« L’Ordre des médecins » : l’impuissance en blouse blanche

affiche-film-l-ordre-des-medecinsSimon, pneumologue, se trouve confronté à la situation de la famille des patients lorsque c’est sa mère qui est hospitalisée, atteinte d’un cancer avancé.

Lorsque j’ai aperçu le titre de ce film dans le line-up de Pyramide, forcément j’ai pensé à Thomas Lilti, LE cinéaste du monde médical en France. Mais non. Cette fois-ci, c’est un premier long-métrage, signé David Roux. Il fallait que j’aille voir de quoi il retournait.

C’est une histoire toute simple et inspirée de sa propre famille que nous raconte l’auteur-réalisateur, celle d’un homme qui croyait qu’être médecin pourrait lui permettre de sauver sa mère le moment venu, et qui se découvre impuissant face à la grave maladie de celle-ci. Aucun suspens, et pas vraiment de rebondissements dans l’histoire. La scène d’ouverture, dans laquelle le pneumologue rend un verdict définitif au sujet d’une patiente (« elle aura la mort qu’elle voulait ») sonne comme une annonce prophétique : sa mère est une patiente comme les autres et, même s’il aimerait une autre issue, elle est vouée à décéder comme tout être humain.
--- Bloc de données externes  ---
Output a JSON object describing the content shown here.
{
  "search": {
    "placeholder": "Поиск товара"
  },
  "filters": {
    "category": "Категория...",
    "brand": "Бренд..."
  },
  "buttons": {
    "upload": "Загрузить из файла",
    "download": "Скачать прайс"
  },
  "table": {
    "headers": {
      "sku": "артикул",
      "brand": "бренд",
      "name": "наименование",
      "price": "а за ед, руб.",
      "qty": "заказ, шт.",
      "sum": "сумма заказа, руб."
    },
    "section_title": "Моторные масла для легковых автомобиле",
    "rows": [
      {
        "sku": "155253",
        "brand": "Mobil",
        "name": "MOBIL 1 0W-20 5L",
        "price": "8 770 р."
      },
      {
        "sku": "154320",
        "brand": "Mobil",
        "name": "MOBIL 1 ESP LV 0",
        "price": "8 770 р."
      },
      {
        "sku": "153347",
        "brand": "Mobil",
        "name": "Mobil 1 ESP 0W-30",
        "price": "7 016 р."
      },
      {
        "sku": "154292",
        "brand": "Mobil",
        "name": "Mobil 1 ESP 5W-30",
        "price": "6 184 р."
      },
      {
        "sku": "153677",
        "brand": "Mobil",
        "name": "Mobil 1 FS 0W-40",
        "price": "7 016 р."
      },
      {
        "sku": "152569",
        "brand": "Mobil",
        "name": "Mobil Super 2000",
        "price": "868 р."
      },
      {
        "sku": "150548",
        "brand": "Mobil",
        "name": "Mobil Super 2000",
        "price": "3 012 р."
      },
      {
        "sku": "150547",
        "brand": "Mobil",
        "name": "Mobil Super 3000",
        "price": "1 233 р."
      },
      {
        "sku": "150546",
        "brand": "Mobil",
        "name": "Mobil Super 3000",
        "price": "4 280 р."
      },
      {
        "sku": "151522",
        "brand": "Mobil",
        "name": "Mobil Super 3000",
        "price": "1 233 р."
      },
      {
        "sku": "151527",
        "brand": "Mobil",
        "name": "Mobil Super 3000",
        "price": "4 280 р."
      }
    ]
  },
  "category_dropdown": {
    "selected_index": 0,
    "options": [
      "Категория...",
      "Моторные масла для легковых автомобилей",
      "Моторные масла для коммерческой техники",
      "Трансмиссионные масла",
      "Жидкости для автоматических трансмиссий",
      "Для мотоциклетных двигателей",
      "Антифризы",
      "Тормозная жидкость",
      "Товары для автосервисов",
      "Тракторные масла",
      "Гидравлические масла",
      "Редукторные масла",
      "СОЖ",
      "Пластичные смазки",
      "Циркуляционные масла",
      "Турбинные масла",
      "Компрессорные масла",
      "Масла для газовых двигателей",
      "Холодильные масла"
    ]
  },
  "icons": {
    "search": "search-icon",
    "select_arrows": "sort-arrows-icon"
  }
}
L’intérêt du film réside donc moins dans ce vers quoi il tend que dans le chemin qu’il emprunte. Un chemin très humain, intime. On est finalement assez loin des films de Thomas Lilti, dans lesquels les parcours individuels résonnent toujours avec une situation collective. Chez Thomas Lilti, l’hôpital, le cabinet médical de campagne, la fac de médecine sont des personnages à part entière de l’intrigue. Ici, Simon n’est pas tout médecin, il est avant tout un homme au milieu de sa vie ou presque qui doit accepter de voir sa mère partir. Bien sûr, sa profession amplifie la responsabilité qu’il sent peser sur ses épaules, puisqu’il a l’impression que toute sa famille attend de lui qu’il sauve la mourante. Mais il s’agit d’un moyen de faire naître une réflexion sur la fin de vie et la transmission plus que d’une fin.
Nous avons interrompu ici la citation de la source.